Department of Biochemistry, Medical College of Wisconsin, Milwaukee, WI, United States.
Methods Mol Biol. 2021;2259:297-308. doi: 10.1007/978-1-0716-1178-4_19.
Shotgun proteomics is the inferential analysis of proteoforms using peptide proxies produced by enzyme-catalyzed hydrolysis of entire proteomes. Such peptides are usually identified by nanoflow liquid chromatography coupled to tandem mass spectrometry analysis (nLC-MS/MS). Traditionally, MS/MS analysis is performed in data-dependent acquisition (DDA) mode, which usually produces a pattern of fragment masses unique to a single peptide's fragmentation. Here, I describe a statistically rigorous qualitative and quantitative computational analysis for shotgun proteomics DDA analysis using free open-source software tools. MS/MS data are used to identify peptides, and the area of peptide mass/charge over chromatographic elution is used to quantify peptides. All peptides that uniquely map to a protein sequence predicted from the genome are combined into a single protein quantity, which can then be compared across experimental conditions. Statistically significant protein changes can be summarized using gene ontology or pathway term enrichment analysis.

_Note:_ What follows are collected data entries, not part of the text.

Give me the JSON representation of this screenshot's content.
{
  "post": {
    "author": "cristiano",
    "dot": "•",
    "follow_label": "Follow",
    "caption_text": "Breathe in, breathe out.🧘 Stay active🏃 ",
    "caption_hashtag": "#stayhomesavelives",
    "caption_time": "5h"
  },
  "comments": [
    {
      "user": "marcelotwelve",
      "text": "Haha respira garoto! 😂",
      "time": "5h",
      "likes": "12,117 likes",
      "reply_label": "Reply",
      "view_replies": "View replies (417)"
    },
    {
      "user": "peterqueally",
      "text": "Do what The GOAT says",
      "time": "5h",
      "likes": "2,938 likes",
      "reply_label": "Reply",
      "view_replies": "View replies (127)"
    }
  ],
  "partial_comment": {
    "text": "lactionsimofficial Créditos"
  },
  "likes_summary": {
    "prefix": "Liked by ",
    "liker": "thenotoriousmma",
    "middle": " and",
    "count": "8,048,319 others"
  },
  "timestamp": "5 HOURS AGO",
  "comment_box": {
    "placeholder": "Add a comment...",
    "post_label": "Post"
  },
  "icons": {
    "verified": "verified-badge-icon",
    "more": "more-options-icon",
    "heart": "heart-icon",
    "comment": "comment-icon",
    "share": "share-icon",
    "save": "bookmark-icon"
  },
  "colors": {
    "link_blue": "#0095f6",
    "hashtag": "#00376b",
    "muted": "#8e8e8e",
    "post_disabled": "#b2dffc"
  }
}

Shotgun 蛋白质组学是使用酶促水解整个蛋白质组产生的肽代理物对蛋白质形式进行推断性分析。此类肽通常通过纳流液相色谱与串联质谱分析(nLC-MS/MS)进行鉴定。传统上,MS/MS 分析是在数据依赖型采集(DDA)模式下进行的,该模式通常会产生与单个肽片段唯一对应的片段质量模式。在这里,我使用免费的开源软件工具描述了用于 Shotgun 蛋白质组学 DDA 分析的严格统计学的定性和定量计算分析。MS/MS 数据用于鉴定肽,并且肽质荷比在色谱洗脱过程中的面积用于定量肽。唯一映射到从基因组预测的蛋白质序列的所有肽都组合成单个蛋白质量,然后可以在实验条件之间进行比较。可以使用基因本体论或途径术语富集分析来总结具有统计学意义的蛋白质变化。